If overplayed, such a collaborative approach can lead to colluding with the business, whilst simultaneously refusing to examine whether HR interventions help or support the organisation’s strategic objectives.  This can lead to a culture of ‘soft’ HR outputs without the requisite action required to make the change.  For example, creating future-oriented organisational vision and values statements that end up merely as posters on the office wall.

Information Technology

IT professionals have the capacity for sophisticated use of the fight/flight basic assumption mentality.  They sell their proposed technology solutions to clients whilst defending against alternative solutions with doomsday premonitions of catastrophic outcomes if they are not heeded.

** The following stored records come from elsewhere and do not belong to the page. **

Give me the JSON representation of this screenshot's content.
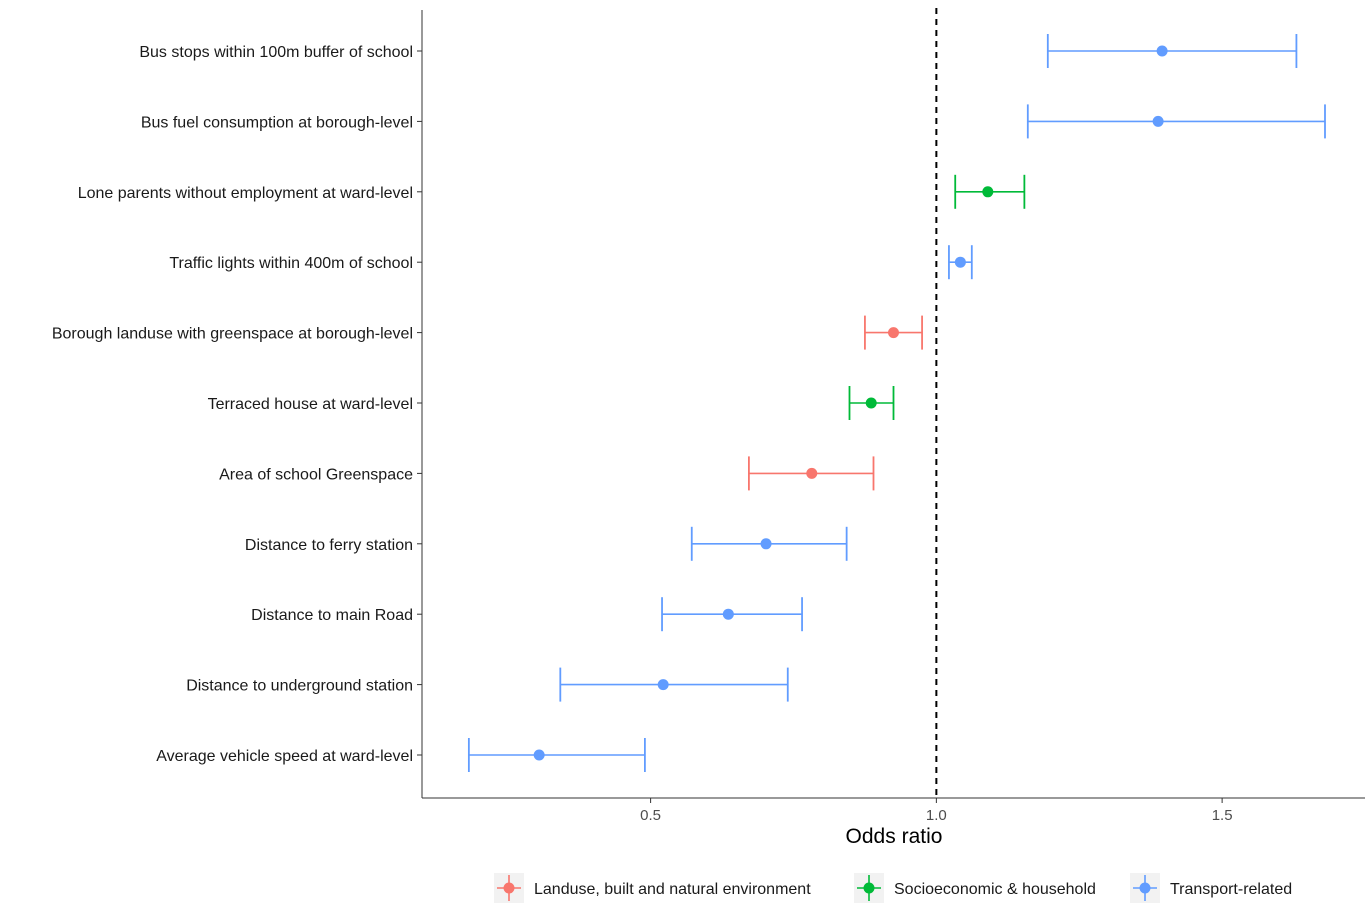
{
  "chart_data": {
    "type": "forest",
    "title": "",
    "xlabel": "Odds ratio",
    "ylabel": "",
    "xlim": [
      0.1,
      1.75
    ],
    "xticks": [
      0.5,
      1.0,
      1.5
    ],
    "xtick_labels": [
      "0.5",
      "1.0",
      "1.5"
    ],
    "reference_line": 1.0,
    "grid": false,
    "legend_position": "bottom",
    "categories": [
      {
        "label": "Bus stops within 100m buffer of school",
        "estimate": 1.395,
        "lower": 1.195,
        "upper": 1.63,
        "group": "Transport-related"
      },
      {
        "label": "Bus fuel consumption at borough-level",
        "estimate": 1.388,
        "lower": 1.16,
        "upper": 1.68,
        "group": "Transport-related"
      },
      {
        "label": "Lone parents without employment at ward-level",
        "estimate": 1.09,
        "lower": 1.033,
        "upper": 1.154,
        "group": "Socioeconomic & household"
      },
      {
        "label": "Traffic lights within 400m of school",
        "estimate": 1.042,
        "lower": 1.022,
        "upper": 1.062,
        "group": "Transport-related"
      },
      {
        "label": "Borough landuse with greenspace at borough-level",
        "estimate": 0.925,
        "lower": 0.875,
        "upper": 0.975,
        "group": "Landuse, built and natural environment"
      },
      {
        "label": "Terraced house at ward-level",
        "estimate": 0.886,
        "lower": 0.848,
        "upper": 0.925,
        "group": "Socioeconomic & household"
      },
      {
        "label": "Area of school Greenspace",
        "estimate": 0.782,
        "lower": 0.672,
        "upper": 0.89,
        "group": "Landuse, built and natural environment"
      },
      {
        "label": "Distance to ferry station",
        "estimate": 0.702,
        "lower": 0.572,
        "upper": 0.843,
        "group": "Transport-related"
      },
      {
        "label": "Distance to main Road",
        "estimate": 0.636,
        "lower": 0.52,
        "upper": 0.765,
        "group": "Transport-related"
      },
      {
        "label": "Distance to underground station",
        "estimate": 0.522,
        "lower": 0.342,
        "upper": 0.74,
        "group": "Transport-related"
      },
      {
        "label": "Average vehicle speed at ward-level",
        "estimate": 0.305,
        "lower": 0.182,
        "upper": 0.49,
        "group": "Transport-related"
      }
    ],
    "legend": [
      {
        "name": "Landuse, built and natural environment",
        "color": "#F8766D"
      },
      {
        "name": "Socioeconomic & household",
        "color": "#00BA38"
      },
      {
        "name": "Transport-related",
        "color": "#619CFF"
      }
    ]
  }
}
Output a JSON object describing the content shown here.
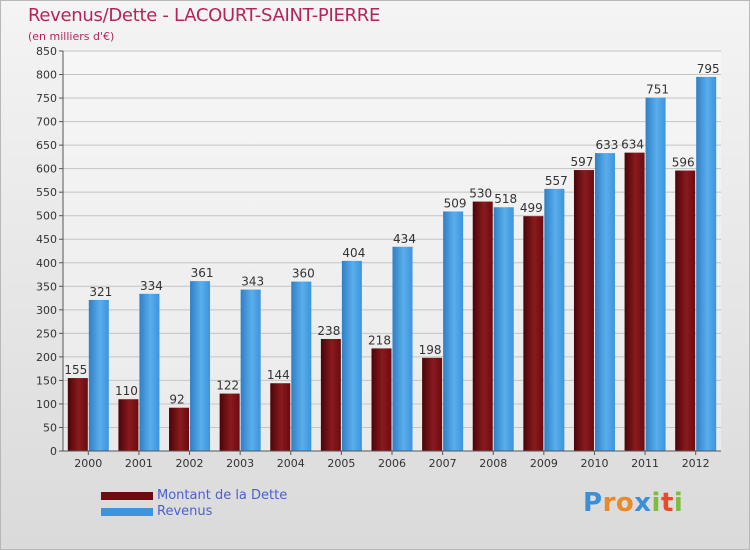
{
  "header": {
    "title": "Revenus/Dette - LACOURT-SAINT-PIERRE",
    "subtitle": "(en milliers d'€)"
  },
  "colors": {
    "dette": "#6e0a10",
    "revenus": "#3d94dc",
    "title": "#b4245a",
    "legend_text": "#4a5fd0"
  },
  "chart_data": {
    "type": "bar",
    "title": "Revenus/Dette - LACOURT-SAINT-PIERRE",
    "subtitle": "(en milliers d'€)",
    "categories": [
      "2000",
      "2001",
      "2002",
      "2003",
      "2004",
      "2005",
      "2006",
      "2007",
      "2008",
      "2009",
      "2010",
      "2011",
      "2012"
    ],
    "series": [
      {
        "name": "Montant de la Dette",
        "values": [
          155,
          110,
          92,
          122,
          144,
          238,
          218,
          198,
          530,
          499,
          597,
          634,
          596
        ]
      },
      {
        "name": "Revenus",
        "values": [
          321,
          334,
          361,
          343,
          360,
          404,
          434,
          509,
          518,
          557,
          633,
          751,
          795
        ]
      }
    ],
    "ylim": [
      0,
      850
    ],
    "yticks": [
      0,
      50,
      100,
      150,
      200,
      250,
      300,
      350,
      400,
      450,
      500,
      550,
      600,
      650,
      700,
      750,
      800,
      850
    ],
    "grid": true,
    "legend": "bottom-left"
  },
  "legend": {
    "items": [
      {
        "label": "Montant de la Dette"
      },
      {
        "label": "Revenus"
      }
    ]
  },
  "logo": {
    "letters": [
      "P",
      "r",
      "o",
      "x",
      "i",
      "t",
      "i"
    ],
    "colors": [
      "#3b8fd6",
      "#e8892a",
      "#e8892a",
      "#3b8fd6",
      "#7cbd3c",
      "#e84a2a",
      "#7cbd3c"
    ]
  }
}
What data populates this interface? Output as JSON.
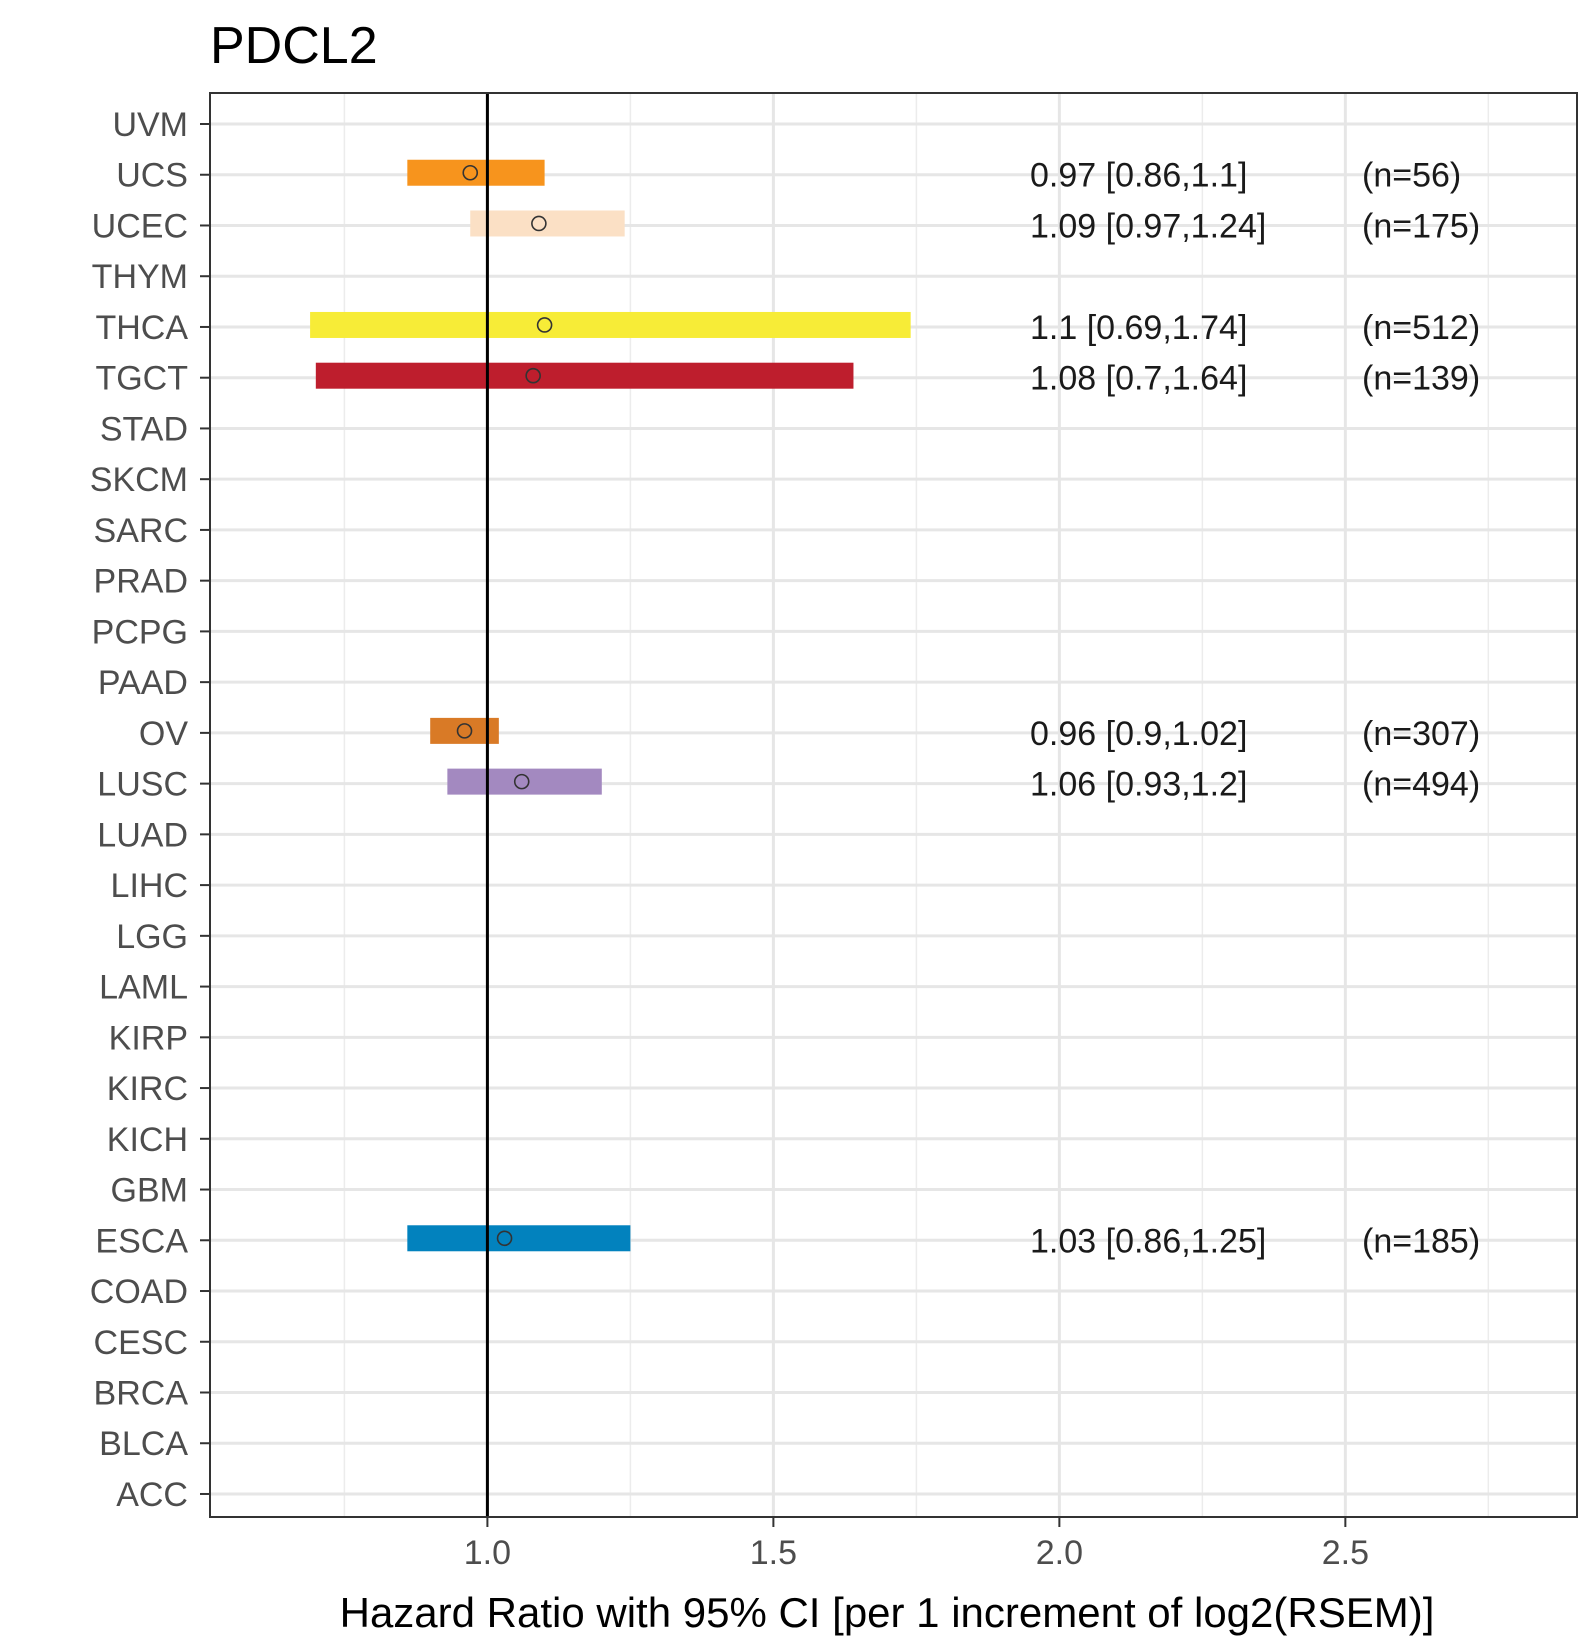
{
  "chart_data": {
    "type": "forest",
    "title": "PDCL2",
    "xlabel": "Hazard Ratio with 95% CI [per 1 increment of log2(RSEM)]",
    "ylabel": "",
    "xlim": [
      0.515,
      2.905
    ],
    "xticks": [
      1.0,
      1.5,
      2.0,
      2.5
    ],
    "xtick_labels": [
      "1.0",
      "1.5",
      "2.0",
      "2.5"
    ],
    "reference_line": 1.0,
    "grid": true,
    "categories": [
      "UVM",
      "UCS",
      "UCEC",
      "THYM",
      "THCA",
      "TGCT",
      "STAD",
      "SKCM",
      "SARC",
      "PRAD",
      "PCPG",
      "PAAD",
      "OV",
      "LUSC",
      "LUAD",
      "LIHC",
      "LGG",
      "LAML",
      "KIRP",
      "KIRC",
      "KICH",
      "GBM",
      "ESCA",
      "COAD",
      "CESC",
      "BRCA",
      "BLCA",
      "ACC"
    ],
    "series": [
      {
        "category": "UCS",
        "hr": 0.97,
        "low": 0.86,
        "high": 1.1,
        "color": "#f7941d",
        "label": "0.97 [0.86,1.1]",
        "n_label": "(n=56)"
      },
      {
        "category": "UCEC",
        "hr": 1.09,
        "low": 0.97,
        "high": 1.24,
        "color": "#fbe0c5",
        "label": "1.09 [0.97,1.24]",
        "n_label": "(n=175)"
      },
      {
        "category": "THCA",
        "hr": 1.1,
        "low": 0.69,
        "high": 1.74,
        "color": "#f7ec37",
        "label": "1.1 [0.69,1.74]",
        "n_label": "(n=512)"
      },
      {
        "category": "TGCT",
        "hr": 1.08,
        "low": 0.7,
        "high": 1.64,
        "color": "#be1e2d",
        "label": "1.08 [0.7,1.64]",
        "n_label": "(n=139)"
      },
      {
        "category": "OV",
        "hr": 0.96,
        "low": 0.9,
        "high": 1.02,
        "color": "#d97a26",
        "label": "0.96 [0.9,1.02]",
        "n_label": "(n=307)"
      },
      {
        "category": "LUSC",
        "hr": 1.06,
        "low": 0.93,
        "high": 1.2,
        "color": "#a389c0",
        "label": "1.06 [0.93,1.2]",
        "n_label": "(n=494)"
      },
      {
        "category": "ESCA",
        "hr": 1.03,
        "low": 0.86,
        "high": 1.25,
        "color": "#0282be",
        "label": "1.03 [0.86,1.25]",
        "n_label": "(n=185)"
      }
    ]
  }
}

Frustratingly often, IT projects do not deliver the purported benefits.  When that happens, the fight/flight mentality degenerates into denial of responsibility, assertion that the IT professional is still right and that the business managers need to change to exploit the technology in full.  Projecting responsibility in this way disables the professional/client relationship from productively devising a course of action to resolve issues.  This can lead to a culture of paranoia and aggressive competitiveness.  It can also lead to a preoccupation with the ‘enemy within’ as well as perceived external enemies.   And it can lead to the promulgation of complex and bewildering rules to control these dangers.

Professionals really need to look at themselves and recognise the approach they are prone to taking.  Only then can they choose a new professional role and identity.

Knowing you

When professionals have gained a deeper understanding of themselves, they can choose a productive professional identity (i.e. one of collaborative business partner).  They are then better placed to notice what drives and motivates the business managers they are seeking to partner.  Developing relationships is probably the most important single thing a professional can do.  In this way they can avoid the dual risks of (a) being treated like a ‘pair of hands’ to do the tasks their business colleagues cannot or do not want to do and (b) being treated like a specialist expert who sits outside the workgroup and can only comment from the sidelines.  Importantly, avoiding these risks actually saves time.

Not only can professionals avoid these risks, but they can transcend them to become a trusted business adviser.  They do this by sitting within the workgroup and operating collaboratively (read: high support and high challenge).  This allows them the opportunity to help the business take accountability.

It also allows them to develop into the strategic partner that not only turns data into insight, but also brings perspective and commerciality.  This enables them to retain their professional integrity without going ‘native’.

Aha!

These skills are neither magical nor mysterious, but come about by mastering the basics of ‘knowing me, knowing you’ and practising the skills needed to deepen relationships.

I often run business simulations and action learning sets with clients so they can practise and reflect on their progress in developing their collaborative partnering skills.

And so the penny finally drops.  As Jim Rohn once said, “Success is nothing more than a few simple disciplines, practised every day”.

And I agree.

And even, I suspect, would Alan Partridge.

 

Jeremy J Lewis

@growthepig

[1] These examples have been adapted from the work of Jon Stokes (1994). The Unconscious at work in Groups and Teams: Contributions from the Work of Wilfred Bion, in Anton OBHOLZER and Vega Z. ROBERTS (Eds.) The Unconscious at Work. London, Routledge.